En 2023-2024, les publications numériques ne dépassaient pas 9% de la production éditoriale marocaine
En 2023-2024, la production éditoriale marocaine a atteint 3.725 titres, en hausse de 6,98% par rapport à 2022-2023. Les publications numériques représentent 8,97% (334 titres). Les publications en langue amazighe, au nombre de 57, représentent 1,78% de l’ensemble des ouvrages imprimés.
Comme chaque année, la tenue du Salon international de l'édition et du livre (SIEL) au Maroc est l'occasion pour la Fondation du Roi Abdul-Aziz Al Saoud pour les études islamiques et les sciences humaines de présenter son rapport annuel. Ce document suit les tendances de l'édition marocaine dans les domaines de la littérature et des sciences humaines et sociales.
En 2023-2024, la production éditoriale marocaine a atteint 3.725 titres, soit une progression de 6,98% par rapport à 2022-2023. Les publications imprimées représentent 91,03% (3.391 titres), contre 8,97% pour les publications numériques (334 titres).
Seules 1,78% des publications imprimées sont en langue amazighe
La répartition linguistique montre une domination de l'arabe (79,43%), suivi du français (16,86%) et de l'anglais (1,83%). Les publications numériques sont majoritairement en français, notamment dans les domaines de l'économie, des sciences sociales et de la gestion.

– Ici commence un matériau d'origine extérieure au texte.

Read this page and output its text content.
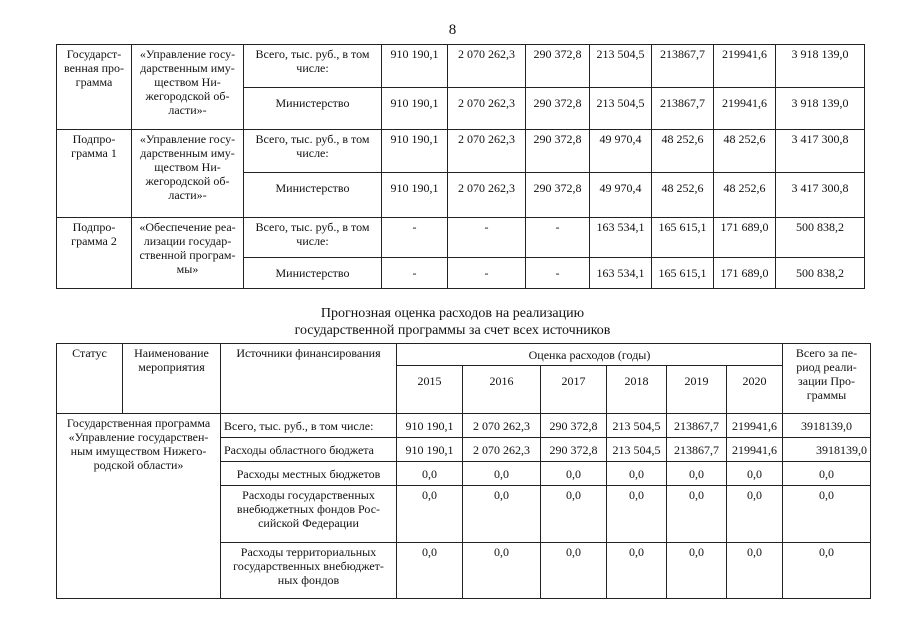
8
Государст-венная про-грамма	«Управление госу-дарственным иму-ществом Ни-жегородской об-ласти»-	Всего, тыс. руб., в том числе:	910 190,1	2 070 262,3	290 372,8	213 504,5	213867,7	219941,6	3 918 139,0
		Министерство	910 190,1	2 070 262,3	290 372,8	213 504,5	213867,7	219941,6	3 918 139,0
Подпро-грамма 1	«Управление госу-дарственным иму-ществом Ни-жегородской об-ласти»-	Всего, тыс. руб., в том числе:	910 190,1	2 070 262,3	290 372,8	49 970,4	48 252,6	48 252,6	3 417 300,8
		Министерство	910 190,1	2 070 262,3	290 372,8	49 970,4	48 252,6	48 252,6	3 417 300,8
Подпро-грамма 2	«Обеспечение реа-лизации государ-ственной програм-мы»	Всего, тыс. руб., в том числе:	-	-	-	163 534,1	165 615,1	171 689,0	500 838,2
		Министерство	-	-	-	163 534,1	165 615,1	171 689,0	500 838,2
Прогнозная оценка расходов на реализацию
государственной программы за счет всех источников
Статус	Наименование мероприятия	Источники финансирования	Оценка расходов (годы)						Всего за пе-риод реали-зации Про-граммы
			2015	2016	2017	2018	2019	2020	
Государственная программа «Управление государствен-ным имуществом Нижего-родской области»		Всего, тыс. руб., в том числе:	910 190,1	2 070 262,3	290 372,8	213 504,5	213867,7	219941,6	3918139,0
		Расходы областного бюджета	910 190,1	2 070 262,3	290 372,8	213 504,5	213867,7	219941,6	3918139,0
		Расходы местных бюджетов	0,0	0,0	0,0	0,0	0,0	0,0	0,0
		Расходы государственных внебюджетных фондов Рос-сийской Федерации	0,0	0,0	0,0	0,0	0,0	0,0	0,0
		Расходы территориальных государственных внебюджет-ных фондов	0,0	0,0	0,0	0,0	0,0	0,0	0,0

Par champs disciplinaires, la création littéraire (roman, nouvelle, poésie, théâtre) arrive en tête avec 721 titres (22,46%), suivie des études juridiques (14,39%), historiques (11,77%), islamiques (9,85%) et sociologiques (8,76%). En revanche, les disciplines comme la philosophie, la linguistique, l'éducation ou la psychologie restent peu représentées.
Concernant la langue amazighe, 57 titres ont été publiés, soit 1,78% des publications imprimées. La région de Souss-Massa, notamment Agadir, concentre près de 30% de cette production, suivie de Rabat-Salé-Kénitra (24,56%).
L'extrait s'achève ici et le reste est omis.